I would like to thank Netgalley, the publisher and the author – Jay Kristoff for an electronic copy of this book in exchange for an honest review.


Jay Kristoff is an Australian author of fantasy and science fiction and has written a few books, but this was the first one I read by him. Nevernight is the first book in Nevernight Chronicle trilogy about assassin Mia and was first published this year in August.

This book talks about girl named Mia who seeks vengeance over the murderer of her father. In order to claim his blood, she trains under a Shahiid in Godsgrave, who teaches her all he can in order for Mia to step into Red Church’s – an assassin organisation’s challenge and become a Blade – the highest level of honour for an assassin in the Red Church.

I was expecting this book to beat up Throne of Glass (which I disliked a lot – review) and become my favourite assassin book (because the spot is empty). Obviously assassin books are becoming a trend and soon it will be time to choose the best one of them, just like it was with dystopias and fairy tale retellings. This book was better than Throne of Glass in my eyes and it had a great potential, but it wasn’t the best.

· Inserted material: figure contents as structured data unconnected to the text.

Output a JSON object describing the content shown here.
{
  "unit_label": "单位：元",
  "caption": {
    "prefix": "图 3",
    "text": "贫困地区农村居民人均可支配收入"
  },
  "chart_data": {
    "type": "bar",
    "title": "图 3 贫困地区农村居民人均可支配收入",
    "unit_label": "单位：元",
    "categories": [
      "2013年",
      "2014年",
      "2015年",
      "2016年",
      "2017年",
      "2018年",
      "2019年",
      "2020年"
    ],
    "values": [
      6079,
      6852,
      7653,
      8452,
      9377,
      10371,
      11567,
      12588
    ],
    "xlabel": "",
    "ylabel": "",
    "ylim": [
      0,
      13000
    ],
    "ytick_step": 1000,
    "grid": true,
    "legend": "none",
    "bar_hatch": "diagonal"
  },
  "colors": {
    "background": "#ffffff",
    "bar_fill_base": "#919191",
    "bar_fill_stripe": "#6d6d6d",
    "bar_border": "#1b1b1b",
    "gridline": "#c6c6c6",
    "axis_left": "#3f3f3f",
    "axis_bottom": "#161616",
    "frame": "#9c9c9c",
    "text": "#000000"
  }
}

I have to warn you that this book contains strong language, explicitly described murder, blood and sex, so it is not suitable for children and probably not suited for those who loved Throne of Glass (I’m talking about the book, not the series), because it shows things like they are – not just an assassin version of a princess who imagines she can do all sorts of things and whine about how no one in the world knows how she looks like or what dress she has on. This is more about cold blooded murders mixing with murders of innocents, assassins questioning the need of it and reasons and emotions behind it, their hiding to avoid punishment and making sure no one recognises the them, so no one could ever catch them. They have to be shadows and some of them are indeed.

There are a couple of huge turning points for me – first of all, a lot of readers never made it past the first two chapters and after I read the quotes and reviews, I was kind of thinking of not reading this book at all, but as it was one of my most anticipated books of the month of August, I read on. I have to say that the language and the world in the first couple of chapters is hard to understand and very complicated, sometimes the expressions didn’t make sense or made me think a lot to make me understand the sense, but after the first couple of chapters, the continuation was smooth. Although the language sometimes was a bit repetitive, it never got as complicated and unnecessary as at the beginning. I am very disappointed that so many people didn’t even read past fifteen minutes in this book to decide that it was terrible.

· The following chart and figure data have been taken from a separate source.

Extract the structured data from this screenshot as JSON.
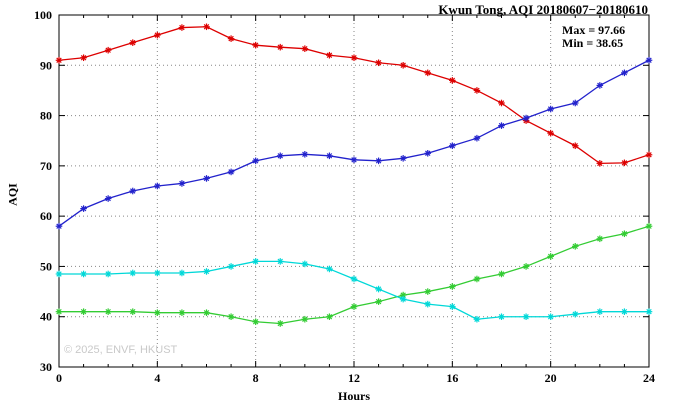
{
  "chart": {
    "title": "Kwun Tong, AQI 20180607−20180610",
    "annotations": {
      "max": "Max = 97.66",
      "min": "Min = 38.65"
    },
    "watermark": "© 2025, ENVF, HKUST"
  },
  "chart_data": {
    "type": "line",
    "title": "Kwun Tong, AQI 20180607−20180610",
    "xlabel": "Hours",
    "ylabel": "AQI",
    "xlim": [
      0,
      24
    ],
    "ylim": [
      30,
      100
    ],
    "xticks": [
      0,
      4,
      8,
      12,
      16,
      20,
      24
    ],
    "yticks": [
      30,
      40,
      50,
      60,
      70,
      80,
      90,
      100
    ],
    "grid": true,
    "legend": "none",
    "marker": "asterisk",
    "annotations": [
      "Max = 97.66",
      "Min = 38.65"
    ],
    "x": [
      0,
      1,
      2,
      3,
      4,
      5,
      6,
      7,
      8,
      9,
      10,
      11,
      12,
      13,
      14,
      15,
      16,
      17,
      18,
      19,
      20,
      21,
      22,
      23,
      24
    ],
    "series": [
      {
        "name": "series-red",
        "color": "#dd0000",
        "values": [
          91,
          91.5,
          93,
          94.5,
          96,
          97.5,
          97.66,
          95.3,
          94,
          93.6,
          93.3,
          92,
          91.5,
          90.5,
          90,
          88.5,
          87,
          85,
          82.5,
          79,
          76.5,
          74,
          70.5,
          70.6,
          72.2
        ]
      },
      {
        "name": "series-blue",
        "color": "#2222cc",
        "values": [
          58,
          61.5,
          63.5,
          65,
          66,
          66.5,
          67.5,
          68.8,
          71,
          72,
          72.3,
          72,
          71.2,
          71,
          71.5,
          72.5,
          74,
          75.5,
          78,
          79.5,
          81.3,
          82.5,
          86,
          88.5,
          91
        ]
      },
      {
        "name": "series-green",
        "color": "#33cc33",
        "values": [
          41,
          41,
          41,
          41,
          40.8,
          40.8,
          40.8,
          40,
          39,
          38.65,
          39.5,
          40,
          42,
          43,
          44.3,
          45,
          46,
          47.5,
          48.5,
          50,
          52,
          54,
          55.5,
          56.5,
          58
        ]
      },
      {
        "name": "series-cyan",
        "color": "#00d8d8",
        "values": [
          48.5,
          48.5,
          48.5,
          48.7,
          48.7,
          48.7,
          49,
          50,
          51,
          51,
          50.5,
          49.5,
          47.5,
          45.5,
          43.5,
          42.5,
          42,
          39.5,
          40,
          40,
          40,
          40.5,
          41,
          41,
          41
        ]
      }
    ]
  }
}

The world building in this book was quite amazing. I have to admit that the end notes were a bit hard to read and I would have definitely preferred to have a hard copy, because it is easier to flip it, but instead I was juggling my tablet and phone at the same time, so I wouldn’t have to click millions of times in one device. I appreciated though that all the numbers were linked (meaning that if in a chapter was a note, I could click the number and go to the end notes and once I had read it, if I clicked the number in end notes, it would take me back to the chapter in the right place) and it would have been easy to use, if the numbers wouldn’t be so small and hard to click.

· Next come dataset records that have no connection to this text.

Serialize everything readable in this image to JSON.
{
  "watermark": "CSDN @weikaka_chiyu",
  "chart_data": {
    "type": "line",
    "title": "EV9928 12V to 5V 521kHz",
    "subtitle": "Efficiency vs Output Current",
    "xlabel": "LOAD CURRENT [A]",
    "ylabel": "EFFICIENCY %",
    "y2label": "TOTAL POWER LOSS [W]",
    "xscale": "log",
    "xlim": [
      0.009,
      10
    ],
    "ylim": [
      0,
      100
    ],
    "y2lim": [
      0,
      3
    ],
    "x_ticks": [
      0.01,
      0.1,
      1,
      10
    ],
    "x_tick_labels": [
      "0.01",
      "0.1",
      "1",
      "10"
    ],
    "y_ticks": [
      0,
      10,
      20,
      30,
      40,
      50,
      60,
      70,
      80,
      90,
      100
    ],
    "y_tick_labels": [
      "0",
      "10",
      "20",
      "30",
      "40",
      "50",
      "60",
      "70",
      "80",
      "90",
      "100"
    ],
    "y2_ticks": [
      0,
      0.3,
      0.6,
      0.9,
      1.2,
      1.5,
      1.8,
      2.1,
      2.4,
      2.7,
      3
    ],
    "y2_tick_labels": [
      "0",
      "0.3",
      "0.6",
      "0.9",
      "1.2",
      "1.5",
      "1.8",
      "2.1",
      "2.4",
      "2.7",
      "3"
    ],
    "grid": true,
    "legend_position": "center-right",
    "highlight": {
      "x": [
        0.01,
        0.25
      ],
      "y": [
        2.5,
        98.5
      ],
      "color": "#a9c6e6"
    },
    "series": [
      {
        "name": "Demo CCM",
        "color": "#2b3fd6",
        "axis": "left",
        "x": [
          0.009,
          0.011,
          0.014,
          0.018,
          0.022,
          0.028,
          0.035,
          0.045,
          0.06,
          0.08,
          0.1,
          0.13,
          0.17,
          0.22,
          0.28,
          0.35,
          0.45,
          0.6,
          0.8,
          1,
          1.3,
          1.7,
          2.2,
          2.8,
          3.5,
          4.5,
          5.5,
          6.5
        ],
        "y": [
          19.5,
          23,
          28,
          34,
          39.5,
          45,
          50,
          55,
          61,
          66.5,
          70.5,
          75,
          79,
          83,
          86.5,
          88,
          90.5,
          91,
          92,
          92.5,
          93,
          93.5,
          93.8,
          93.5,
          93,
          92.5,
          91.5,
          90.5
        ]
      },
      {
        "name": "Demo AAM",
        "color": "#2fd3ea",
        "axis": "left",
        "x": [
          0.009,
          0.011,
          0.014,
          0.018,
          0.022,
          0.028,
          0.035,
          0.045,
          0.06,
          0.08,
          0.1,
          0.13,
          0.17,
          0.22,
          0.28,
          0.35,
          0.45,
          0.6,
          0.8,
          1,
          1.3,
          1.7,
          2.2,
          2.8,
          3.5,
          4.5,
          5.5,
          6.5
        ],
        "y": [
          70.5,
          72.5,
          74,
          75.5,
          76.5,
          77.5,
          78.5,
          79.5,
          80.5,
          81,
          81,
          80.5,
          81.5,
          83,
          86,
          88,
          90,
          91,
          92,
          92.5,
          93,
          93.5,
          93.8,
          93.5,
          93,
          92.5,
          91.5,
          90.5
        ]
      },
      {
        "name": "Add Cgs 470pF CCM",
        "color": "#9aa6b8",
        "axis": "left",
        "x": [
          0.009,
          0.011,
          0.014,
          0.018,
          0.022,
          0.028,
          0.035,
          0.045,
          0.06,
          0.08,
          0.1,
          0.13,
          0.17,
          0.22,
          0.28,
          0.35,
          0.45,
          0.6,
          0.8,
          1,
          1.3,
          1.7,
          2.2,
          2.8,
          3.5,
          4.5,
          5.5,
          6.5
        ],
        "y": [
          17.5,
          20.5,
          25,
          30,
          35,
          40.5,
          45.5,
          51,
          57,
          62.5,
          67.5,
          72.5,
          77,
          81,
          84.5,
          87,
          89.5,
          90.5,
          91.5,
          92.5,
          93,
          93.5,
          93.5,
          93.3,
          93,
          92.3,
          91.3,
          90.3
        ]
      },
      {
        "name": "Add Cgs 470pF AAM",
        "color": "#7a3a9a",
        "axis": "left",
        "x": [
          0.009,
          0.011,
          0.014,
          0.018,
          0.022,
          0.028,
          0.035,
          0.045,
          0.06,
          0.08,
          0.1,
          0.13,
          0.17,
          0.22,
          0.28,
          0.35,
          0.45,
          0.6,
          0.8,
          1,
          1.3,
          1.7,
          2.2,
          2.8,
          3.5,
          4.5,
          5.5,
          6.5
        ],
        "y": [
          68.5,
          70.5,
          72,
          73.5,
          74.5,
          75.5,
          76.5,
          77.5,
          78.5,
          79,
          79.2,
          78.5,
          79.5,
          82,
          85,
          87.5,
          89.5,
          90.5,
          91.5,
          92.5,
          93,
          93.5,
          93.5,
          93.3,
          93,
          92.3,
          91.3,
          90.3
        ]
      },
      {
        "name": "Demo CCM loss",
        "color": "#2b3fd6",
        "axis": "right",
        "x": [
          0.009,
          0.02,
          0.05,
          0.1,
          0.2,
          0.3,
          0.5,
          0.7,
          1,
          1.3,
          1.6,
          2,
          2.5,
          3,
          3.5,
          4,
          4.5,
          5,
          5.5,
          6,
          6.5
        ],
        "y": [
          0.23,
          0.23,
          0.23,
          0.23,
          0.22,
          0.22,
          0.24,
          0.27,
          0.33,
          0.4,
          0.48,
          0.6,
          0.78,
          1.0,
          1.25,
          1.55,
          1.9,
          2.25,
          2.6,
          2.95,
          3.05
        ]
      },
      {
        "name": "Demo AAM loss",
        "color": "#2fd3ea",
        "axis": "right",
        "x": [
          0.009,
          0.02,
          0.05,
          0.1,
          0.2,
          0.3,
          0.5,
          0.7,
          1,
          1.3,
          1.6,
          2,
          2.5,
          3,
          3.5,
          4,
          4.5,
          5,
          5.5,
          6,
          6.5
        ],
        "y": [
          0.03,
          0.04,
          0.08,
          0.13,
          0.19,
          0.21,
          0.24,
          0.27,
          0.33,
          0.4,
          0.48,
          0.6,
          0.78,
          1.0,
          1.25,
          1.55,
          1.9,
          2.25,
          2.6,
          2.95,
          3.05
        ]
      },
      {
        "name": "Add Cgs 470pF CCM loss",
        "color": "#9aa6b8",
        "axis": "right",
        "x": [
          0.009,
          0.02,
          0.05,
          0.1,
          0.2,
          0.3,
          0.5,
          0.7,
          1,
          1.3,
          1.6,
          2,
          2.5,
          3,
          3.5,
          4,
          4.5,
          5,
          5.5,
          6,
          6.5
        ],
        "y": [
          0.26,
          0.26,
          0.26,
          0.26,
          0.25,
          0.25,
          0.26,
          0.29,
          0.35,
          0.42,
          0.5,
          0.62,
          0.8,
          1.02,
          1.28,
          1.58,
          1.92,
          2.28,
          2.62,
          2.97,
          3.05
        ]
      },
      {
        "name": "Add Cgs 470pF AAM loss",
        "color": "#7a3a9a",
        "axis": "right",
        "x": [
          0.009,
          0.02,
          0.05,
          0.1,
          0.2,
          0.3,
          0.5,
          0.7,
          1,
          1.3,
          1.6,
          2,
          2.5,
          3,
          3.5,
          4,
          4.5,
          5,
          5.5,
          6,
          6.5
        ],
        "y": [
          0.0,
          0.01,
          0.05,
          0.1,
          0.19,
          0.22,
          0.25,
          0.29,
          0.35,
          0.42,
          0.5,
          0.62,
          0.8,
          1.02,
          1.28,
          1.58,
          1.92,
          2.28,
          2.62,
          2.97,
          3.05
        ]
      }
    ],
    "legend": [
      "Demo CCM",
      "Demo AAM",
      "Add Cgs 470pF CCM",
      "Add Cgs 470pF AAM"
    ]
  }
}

But the book and the story didn’t leave me entirely happy. My biggest problem was the sex scenes which in some sense made this book that tried to be everything that modern young adult literature is not, into what modern young adult literature is. And that’s disappointing. The sex scenes were very explicit, but didn’t seem too realistic and there were too many of them. The scenes offered little to the plot, which is an even bigger disappointment and made the protagonist look weaker than I would like to. Putting sex in all the books seems trendy now and it just makes me facepalm every time I read about it. I was also a bit interested in a male author writing about the female experience of orgasm. I don’t really want to spoil it and/or sound inappropriate, but now I’m kind of curious about how it works for all the ladies in the world.

I liked the plot twists, I liked how the author played with the reader and made the reader think one just to prove that the reader believed in a lie. And although I had a hard time with this book, meaning I read it for a really long time, I think that at the end I can say that I liked it.

There’s no doubt that I will read the second book in the series, because the second half of Nevernight was intense and awesome and I want to know what is going to happen. This book received three stars from me on my goodreads page and I wouldn’t recommend it to those who love the fluffy, fairy tale ending books where protagonists are made to look good, but not be very realistic.